Je 5.000 Euro überreichten die beiden dem Förderverein der Palliativstation am Krankenhaus Heinsberg sowie der Kinderkrebshilfe Ophoven. „Diese beiden Vereine liegen uns besonders am Herzen“, verrät Werner Tellers. „Die Kinderkrebshilfe unterstützen wir schon seit vielen Jahren. Der Förderverein der Palliativstation kam vor einigen Jahren dazu, nachdem ich persönlich als Angehöriger sehr positive Erfahrungen gemacht habe. Hier habe ich gemerkt, dass der Mensch tatsächlich im Mittelpunkt steht – und nicht nur die Krankheit und ihre nackten Befunde. Alle Mitarbeiterinnen und Mitarbeiter der Station kümmern sich darum, dass es den Patienten und auch ihren Angehörigen so gut wie nur irgendwie möglich geht. Das hat mich wirklich beeindruckt“, berichtet Tellers.

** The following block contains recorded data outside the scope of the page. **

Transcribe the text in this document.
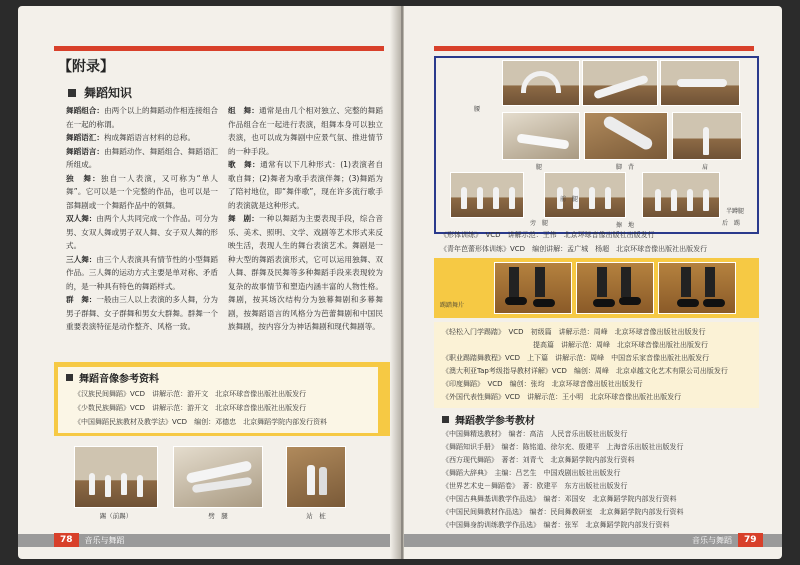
【附录】
舞蹈知识

舞蹈组合：由两个以上的舞蹈动作相连接组合在一起的称谓。

舞蹈语汇：构成舞蹈语言材料的总称。

舞蹈语言：由舞蹈动作、舞蹈组合、舞蹈语汇所组成。

独　舞：独自一人表演，又可称为“单人舞”。它可以是一个完整的作品，也可以是一部舞剧或一个舞蹈作品中的领舞。

双人舞：由两个人共同完成一个作品。可分为男、女双人舞或男子双人舞、女子双人舞的形式。

三人舞：由三个人表演具有情节性的小型舞蹈作品。三人舞的运动方式主要是单对称、矛盾的，是一种具有特色的舞蹈样式。

群　舞：一般由三人以上表演的多人舞，分为男子群舞、女子群舞和男女大群舞。群舞一个重要表演特征是动作整齐、风格一致。

组　舞：通常是由几个相对独立、完整的舞蹈作品组合在一起进行表演，组舞本身可以独立表演，也可以成为舞剧中应景气氛、推进情节的一种手段。

歌　舞：通常有以下几种形式：(1)表演者自歌自舞；(2)舞者为歌手表演伴舞；(3)舞蹈为了陪衬地位，即“舞伴歌”，现在许多流行歌手的表演就是这种形式。

舞　剧：一种以舞蹈为主要表现手段，综合音乐、美术、照明、文学、戏剧等艺术形式来反映生活，表现人生的舞台表演艺术。舞剧是一种大型的舞蹈表演形式，它可以运用独舞、双人舞、群舞及民舞等多种舞蹈手段来表现较为复杂的故事情节和塑造内涵丰富的人物性格。舞剧，按其场次结构分为独幕舞剧和多幕舞剧，按舞蹈语言的风格分为芭蕾舞剧和中国民族舞剧，按内容分为神话舞剧和现代舞剧等。

舞蹈音像参考资料
《汉族民间舞蹈》VCD　讲解示范：游开文　北京环球音像出版社出版发行
《少数民族舞蹈》VCD　讲解示范：游开文　北京环球音像出版社出版发行
《中国舞蹈民族教材及教学法》VCD　编创：邓德忠　北京舞蹈学院内部发行资料
踢（前踢）	劈　腿	站　桩
78	音乐与舞蹈
腰
腿	脚　背	肩
旁　腿
前　腿
擦　地	后　踢
半蹲腿
《形体训练》　VCD　讲解示范：王伟　北京环球音像出版社出版发行
《青年芭蕾形体训练》VCD　编创讲解：孟广城　杨超　北京环球音像出版社出版发行
踢踏舞片
《轻松入门学踢踏》　VCD　初级篇　讲解示范：周峰　北京环球音像出版社出版发行
　　　　　　　　　　　　　提高篇　讲解示范：周峰　北京环球音像出版社出版发行
《职业踢踏舞教程》VCD　上下篇　讲解示范：周峰　中国音乐家音像出版社出版发行
《澳大利亚Tap考级指导教材详解》VCD　编创：周峰　北京卓越文化艺术有限公司出版发行
《印度舞蹈》　VCD　编创：张均　北京环球音像出版社出版发行
《外国代表性舞蹈》VCD　讲解示范：王小明　北京环球音像出版社出版发行
舞蹈教学参考教材
《中国舞精选教材》　编者：高洁　人民音乐出版社出版发行
《舞蹈知识手册》　编者：陈铭道、徐尔充、殷建平　上海音乐出版社出版发行
《西方现代舞蹈》　著者：刘青弋　北京舞蹈学院内部发行资料
《舞蹈大辞典》　主编：吕艺生　中国戏剧出版社出版发行
《世界艺术史－舞蹈卷》　著：欧建平　东方出版社出版发行
《中国古典舞基训教学作品选》　编者：邓国安　北京舞蹈学院内部发行资料
《中国民间舞教材作品选》　编者：民间舞教研室　北京舞蹈学院内部发行资料
《中国舞身韵训练教学作品选》　编者：张军　北京舞蹈学院内部发行资料
音乐与舞蹈	79
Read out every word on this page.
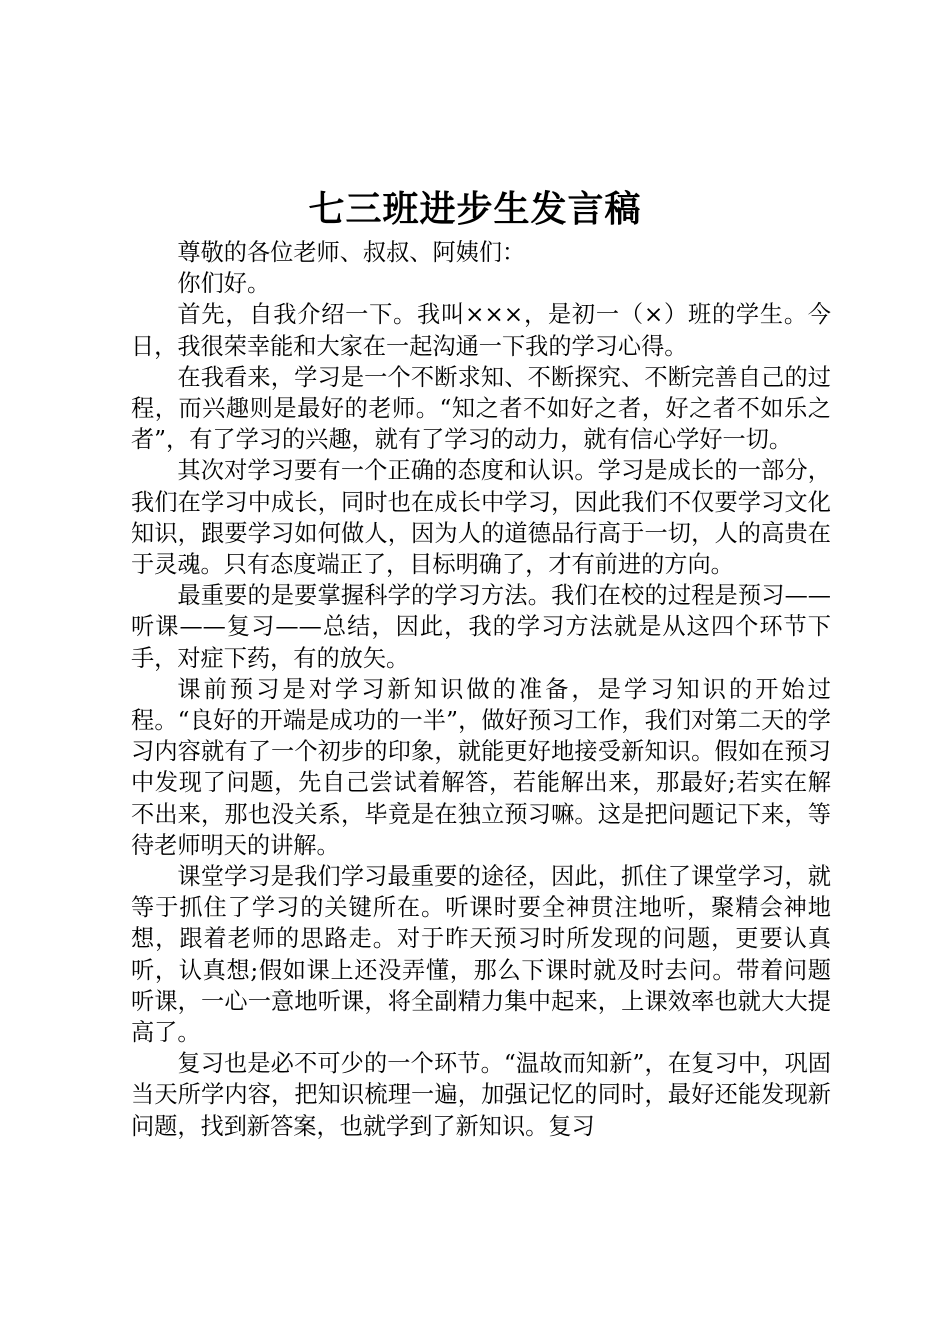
七三班进步生发言稿

尊敬的各位老师、叔叔、阿姨们：

你们好。

首先，自我介绍一下。我叫×××，是初一（×）班的学生。今日，我很荣幸能和大家在一起沟通一下我的学习心得。

在我看来，学习是一个不断求知、不断探究、不断完善自己的过程，而兴趣则是最好的老师。“知之者不如好之者，好之者不如乐之者”，有了学习的兴趣，就有了学习的动力，就有信心学好一切。

其次对学习要有一个正确的态度和认识。学习是成长的一部分，我们在学习中成长，同时也在成长中学习，因此我们不仅要学习文化知识，跟要学习如何做人，因为人的道德品行高于一切，人的高贵在于灵魂。只有态度端正了，目标明确了，才有前进的方向。

最重要的是要掌握科学的学习方法。我们在校的过程是预习——听课——复习——总结，因此，我的学习方法就是从这四个环节下手，对症下药，有的放矢。

课前预习是对学习新知识做的准备，是学习知识的开始过程。“良好的开端是成功的一半”，做好预习工作，我们对第二天的学习内容就有了一个初步的印象，就能更好地接受新知识。假如在预习中发现了问题，先自己尝试着解答，若能解出来，那最好;若实在解不出来，那也没关系，毕竟是在独立预习嘛。这是把问题记下来，等待老师明天的讲解。

课堂学习是我们学习最重要的途径，因此，抓住了课堂学习，就等于抓住了学习的关键所在。听课时要全神贯注地听，聚精会神地想，跟着老师的思路走。对于昨天预习时所发现的问题，更要认真听，认真想;假如课上还没弄懂，那么下课时就及时去问。带着问题听课，一心一意地听课，将全副精力集中起来，上课效率也就大大提高了。

复习也是必不可少的一个环节。“温故而知新”，在复习中，巩固当天所学内容，把知识梳理一遍，加强记忆的同时，最好还能发现新问题，找到新答案，也就学到了新知识。复习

Heinz-Gerd Schröders, Geschäftsführer des Krankenhauses und Schriftführer des Fördervereins, nimmt Lob und Spende gern entgegen. „Die Werner Tellers Straßenbau GmbH ist für unseren Förderverein ein echter Glücksfall. Dank wiederholt großzügiger Spenden konnten wir schon viele Projekte realisieren, die unseren Patienten, ihren Angehörigen und unseren Mitarbeitern direkt zugutekommen.“

Auch Wiljo Caron, Vertreter der Kinderkrebshilfe Ophoven, freut sich, dass mit der Zuwendung Kindern aus der Region geholfen werden kann, z.B. mit der Finanzierung von Spezialgeräten, der Erfüllung kleiner Wünsche oder der Betreuung krebsranker Kinder und ihrer Familien. „Aktuell unterstützen wir einen Schüler, dessen letzte Hoffnung in einer alternativen Therapieform besteht, die – obwohl sie viel versprechend ist – nicht von der Kasse bezahlt wird, da es sich um keine klassische schulmedizinische Behandlung handelt“, erklärt Caron ein Projekt von vielen, das die Kinderkrebshilfe Ophoven finanziert.